Carnia libera, Mattarella: «Fascismo complice della ferocia nazista»
80 ANNI DELLA REPUBBLICA PARTIGIANA Storia di coraggio e tragedia, «per l’indipendenza oltre che per la libertà»
80 ANNI DELLA REPUBBLICA PARTIGIANA Storia di coraggio e tragedia, «per l’indipendenza oltre che per la libertà»
Nel 1944, per alcuni mesi, un’area di 3.500 kmq del Friuli occidentale, comprendente circa 90 mila abitanti e una quarantina di Comuni, costituì una Repubblica partigiana che vide l’unità di tutte le forze politiche antifasciste. Anche quel territorio, dopo l’8 settembre, era divenuto parte dell’Adriatisches Küstenland, zona di operazioni sostanzialmente annessa al Reich, dove imperversavano i nazisti e i repubblichini al loro servizio ma dove la lotta di Liberazione mostrò una tale forza da creare un eccezionale spazio di libertà e partecipazione popolare. Proprio 80 anni fa, in una estate piena di speranze, la Zona libera della Carnia e dell’Alto Friuli seppe anticipare molte delle conquiste della futura Italia liberata.
Ed è nell’anniversario di quella esperienza che il presidente della Repubblica Mattarella è stato ieri ad Ampezzo (Ud) a portare il suo omaggio a «una battaglia per l’indipendenza oltre che per la libertà», come ha dichiarato «esempio di genti che non si contentarono di attendere l’arrivo delle truppe alleate ma intesero sfidare a viso aperto il nazifascismo, dimostrando che questo non controllava né città né territori, mettendo a nudo quello che era: truppa di occupazione». In un anno, il 1944, «carico di orrore» dopo che il Regno d’Italia, l’8 settembre, con quella «ambigua dichiarazione aveva di fatto permesso l’invasione» e con «fascismo e Repubblica Sociale complici della ferocia nazista».

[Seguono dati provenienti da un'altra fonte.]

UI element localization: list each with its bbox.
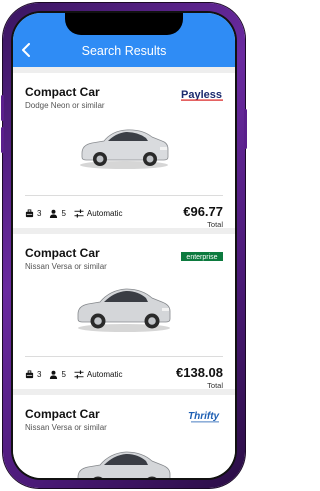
svg-text:Thrifty: Thrifty [188,411,220,422]
result-card[interactable]: Compact Car Nissan Versa or similar ente… [13,234,235,390]
sliders-icon [74,370,84,379]
divider [25,195,223,196]
divider [25,356,223,357]
luggage-icon [25,209,34,218]
bags-count: 3 [37,209,42,218]
luggage-icon [25,370,34,379]
thrifty-logo-icon: Thrifty [188,411,220,423]
svg-text:enterprise: enterprise [186,254,217,261]
phone-frame: Search Results Compact Car Dodge Neon or… [1,3,247,488]
seats-count: 5 [61,370,66,379]
notch [65,13,183,35]
price-label: Total [207,220,223,229]
screen: Search Results Compact Car Dodge Neon or… [13,13,235,478]
sliders-icon [74,209,84,218]
car-image-silver-sedan [80,129,169,169]
price-label: Total [207,381,223,390]
price: €138.08 [176,365,223,380]
transmission: Automatic [86,209,123,218]
car-specs: 3 5 Automatic [25,370,122,379]
results-list[interactable]: Compact Car Dodge Neon or similar Payles… [13,67,235,478]
transmission: Automatic [86,370,123,379]
result-card[interactable]: Compact Car Dodge Neon or similar Payles… [13,73,235,229]
car-model: Nissan Versa or similar [25,423,107,432]
car-model: Nissan Versa or similar [25,262,107,271]
bags-count: 3 [37,370,42,379]
payless-logo-icon: Payless [181,89,223,101]
power-button [244,109,247,149]
person-icon [50,370,58,379]
result-card[interactable]: Compact Car Nissan Versa or similar Thri… [13,395,235,478]
person-icon [50,209,58,218]
car-image-silver-sedan [77,451,171,478]
volume-down-button [1,127,4,153]
volume-up-button [1,95,4,121]
car-image-silver-sedan [77,288,171,332]
seats-count: 5 [61,209,66,218]
svg-text:Payless: Payless [181,89,222,101]
car-specs: 3 5 Automatic [25,209,122,218]
car-class: Compact Car [25,246,100,260]
enterprise-logo-icon: enterprise [181,252,223,261]
car-class: Compact Car [25,85,100,99]
car-class: Compact Car [25,407,100,421]
phone-bezel: Search Results Compact Car Dodge Neon or… [11,11,237,480]
car-model: Dodge Neon or similar [25,101,105,110]
page-title: Search Results [81,44,167,58]
price: €96.77 [183,204,223,219]
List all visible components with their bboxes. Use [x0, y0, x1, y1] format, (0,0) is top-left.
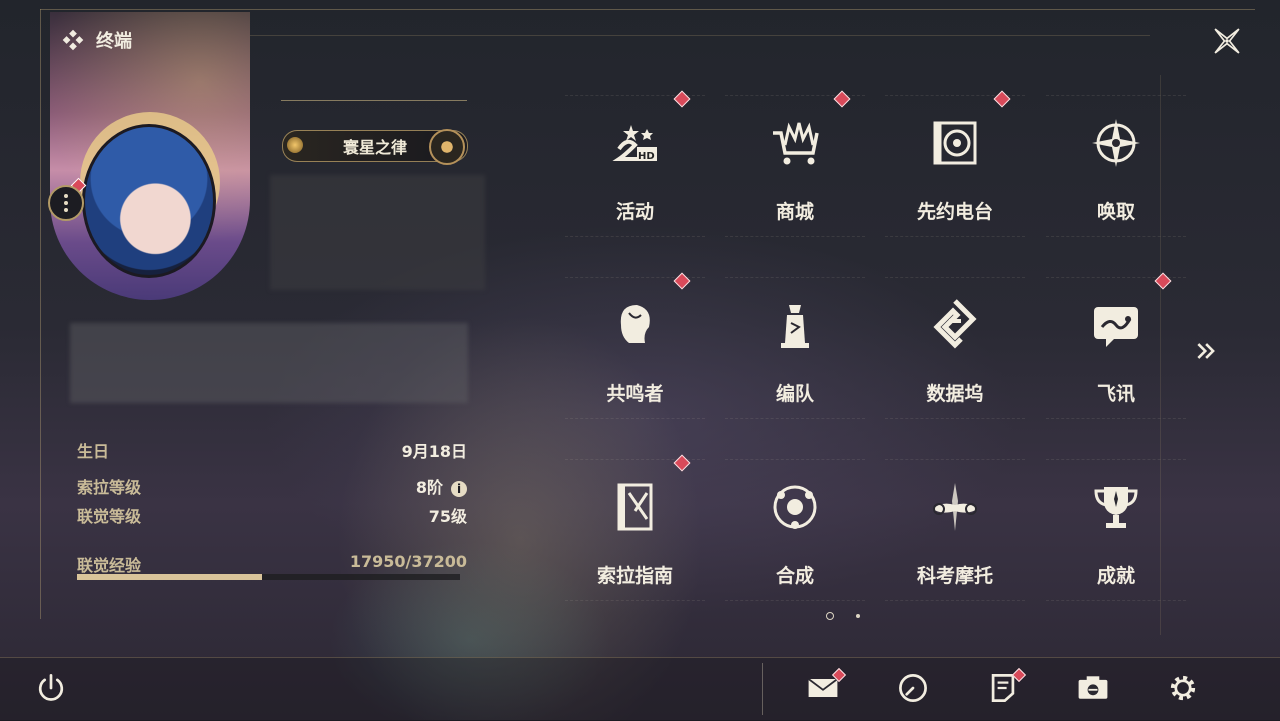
menu-item-label: 数据坞: [926, 383, 984, 405]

Furono i partigiani garibaldini e osovani a liberare un Comune dopo l’altro e contò da subito l’unità tra personalità antifasciste di diversa provenienza che si allearono per costruire il nucleo di una società che desse voce e potere alla popolazione di quelle terre. «Sollecitando iniziative e partecipazione dal basso», ha ricordato Mattarella, «L’autogoverno per dare il senso della libertà contro il Credere Obbedire Combattere». Nella Zona Libera ci furono organi di gestione in tutti i Comuni, sindaci e giunte comunali vennero eletti dai cittadini con diritto di voto a chiunque fosse capofamiglia comprese, quindi, le donne. Le donne carniche, forti e generose, quelle che seppero rompere l’accerchiamento nazifascista che impediva ogni rifornimento e che, a costo di marce notturne con 50 chili nelle gerle, garantirono il raccordo con l’Intendenza partigiana Montes della pianura per l’approvvigionamento di viveri e munizioni.
Ma all’inizio di ottobre del 1944 i comandi tedeschi diedero il via all’operazione Waldläufer dispiegando alcune decine di migliaia di uomini, formazioni della X Mas e 5.000 cosacchi collaborazionisti contro la resistenza partigiana male armata. Il 10 ottobre la giunta di governo emanò le istruzioni da seguire nell’emergenza e si sciolse. I combattimenti durarono fino al 20 dicembre 1944, quando la Zona Libera della Carnia e dell’Alto Friuli cessò definitivamente di esistere.
Restarono i cosacchi che occuparono la regione con migliaia di donne vecchi bambini e cavalli e mucche e cammelli, forti dell’accordo con i nazisti per cui le truppe collaborazioniste avrebbero partecipato all’eliminazione delle Zone Libere partigiane avendone in cambio la concessione di tutto il territorio, il Kosakenland. Così i cosacchi si stanziarono in Friuli credendosi padroni e fu una seconda, drammatica occupazione, che depredò ulteriormente un territorio già provato: ancora violenze contro la popolazione, stupri, malversazioni, furti, incendi e saccheggi. Fino al maggio del 1945 con la definitiva ritirata verso l’Austria: secondo gli accordi presi a Yalta, oltre 20.000 cosacchi vennero consegnati dagli inglesi all’Unione Sovietica dove trovarono ad attenderli una pesante vendetta.
Storia di coraggio e tragedia, la fame atavica delle valli di montagna e la ferocia di un popolo in cerca di una propria terra. Storia straordinaria, per molti versi unica, nel panorama della lotta di Liberazione in Italia. Il presidente della Repubblica ha voluto onorarne il ricordo nella piazza ampezzana che porta proprio il nome di “Zona Libera 1944” e poi a Palazzo Unfer, allora sede della giunta di governo e ora sede del piccolo Museo della Carnia Libera.